En todos esos años, combina el descanso con el impulso a las personas y a las labores del Opus Dei, no sólo en Gran Bretaña e Irlanda, sino en la Europa continental: Se desplaza por carretera a diversas ciudades de Francia, España y Alemania en 1960; y a Austria, Suiza y Francia, en 1962. En el verano del 63 descansa algún tiempo en Reparacea, un rincón del Pirineo navarro, entre San Sebastián y Pamplona. Y en el de 1964, en Elorrio, un pueblo de Vizcaya.
A Álvaro del Portillo y a Javier Echevarría -que le acompañan siempre- les pide que le sugieran planes y programas para trabajar, durante ese tiempo de vacación, en otras materias, en otros asuntos.
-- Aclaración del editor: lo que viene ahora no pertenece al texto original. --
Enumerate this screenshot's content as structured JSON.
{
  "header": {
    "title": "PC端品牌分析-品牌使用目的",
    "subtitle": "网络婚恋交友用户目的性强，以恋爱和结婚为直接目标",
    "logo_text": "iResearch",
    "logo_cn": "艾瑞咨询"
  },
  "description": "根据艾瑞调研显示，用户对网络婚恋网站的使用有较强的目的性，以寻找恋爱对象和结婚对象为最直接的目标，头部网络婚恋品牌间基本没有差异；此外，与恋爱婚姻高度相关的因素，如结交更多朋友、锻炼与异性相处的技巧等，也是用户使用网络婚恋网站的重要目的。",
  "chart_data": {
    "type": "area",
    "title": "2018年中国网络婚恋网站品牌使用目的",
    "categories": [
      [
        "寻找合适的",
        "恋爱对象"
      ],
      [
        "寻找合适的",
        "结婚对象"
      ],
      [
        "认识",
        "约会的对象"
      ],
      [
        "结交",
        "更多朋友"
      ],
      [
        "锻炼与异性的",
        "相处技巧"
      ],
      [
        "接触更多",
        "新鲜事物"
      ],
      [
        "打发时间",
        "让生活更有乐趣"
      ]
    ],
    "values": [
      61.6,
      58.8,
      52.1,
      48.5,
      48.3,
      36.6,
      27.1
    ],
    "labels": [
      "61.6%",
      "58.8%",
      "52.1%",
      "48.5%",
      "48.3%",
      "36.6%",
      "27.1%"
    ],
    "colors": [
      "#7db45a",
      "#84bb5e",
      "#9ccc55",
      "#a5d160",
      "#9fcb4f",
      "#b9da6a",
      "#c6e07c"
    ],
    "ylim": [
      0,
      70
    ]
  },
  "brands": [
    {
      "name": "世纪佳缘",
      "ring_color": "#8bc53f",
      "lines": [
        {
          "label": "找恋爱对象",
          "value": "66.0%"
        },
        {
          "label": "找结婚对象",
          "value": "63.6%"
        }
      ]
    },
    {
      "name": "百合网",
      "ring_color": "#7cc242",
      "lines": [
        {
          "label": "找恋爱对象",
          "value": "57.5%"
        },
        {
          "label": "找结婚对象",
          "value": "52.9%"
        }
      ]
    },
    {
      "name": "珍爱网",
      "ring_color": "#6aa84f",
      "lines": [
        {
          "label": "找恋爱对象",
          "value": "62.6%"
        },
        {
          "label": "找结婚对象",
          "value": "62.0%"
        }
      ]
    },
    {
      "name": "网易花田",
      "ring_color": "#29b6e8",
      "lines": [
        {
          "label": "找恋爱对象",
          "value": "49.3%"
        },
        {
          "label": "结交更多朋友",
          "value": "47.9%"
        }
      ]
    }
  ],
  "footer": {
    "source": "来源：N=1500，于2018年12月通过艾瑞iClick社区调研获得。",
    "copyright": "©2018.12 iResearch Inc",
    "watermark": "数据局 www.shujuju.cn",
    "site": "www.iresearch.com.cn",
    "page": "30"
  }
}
Cuando sale de Roma, se hace un voluntario "lavado de cerebro", desconecta de su labor habitual y delega lo más posible las tareas de gobierno de la Obra. Pero su mente -una portentosa dinamo de ideas- no puede cruzarse de brazos.
El psiquiatra vienés Viktor Frankl -discípulo de Freud y judío como él, que supo desmitificar a tiempo a su maestro- conoció a Josemaría Escrivá. Después de visitarle en Villa Tevere, comentó: "Este hombre lleva en la cabeza una auténtica bomba atómica". Pues bien, en esos veranos -además de leer, estudiar y escribir- a Escrivá se le ocurrirán miles, cientos de iniciativas audaces, soluciones imaginativas, hallazgos insospechados, que él mismo irá anotando o indicará a quienes le acompañan, para "echarlos a andar" cuando regrese a Roma.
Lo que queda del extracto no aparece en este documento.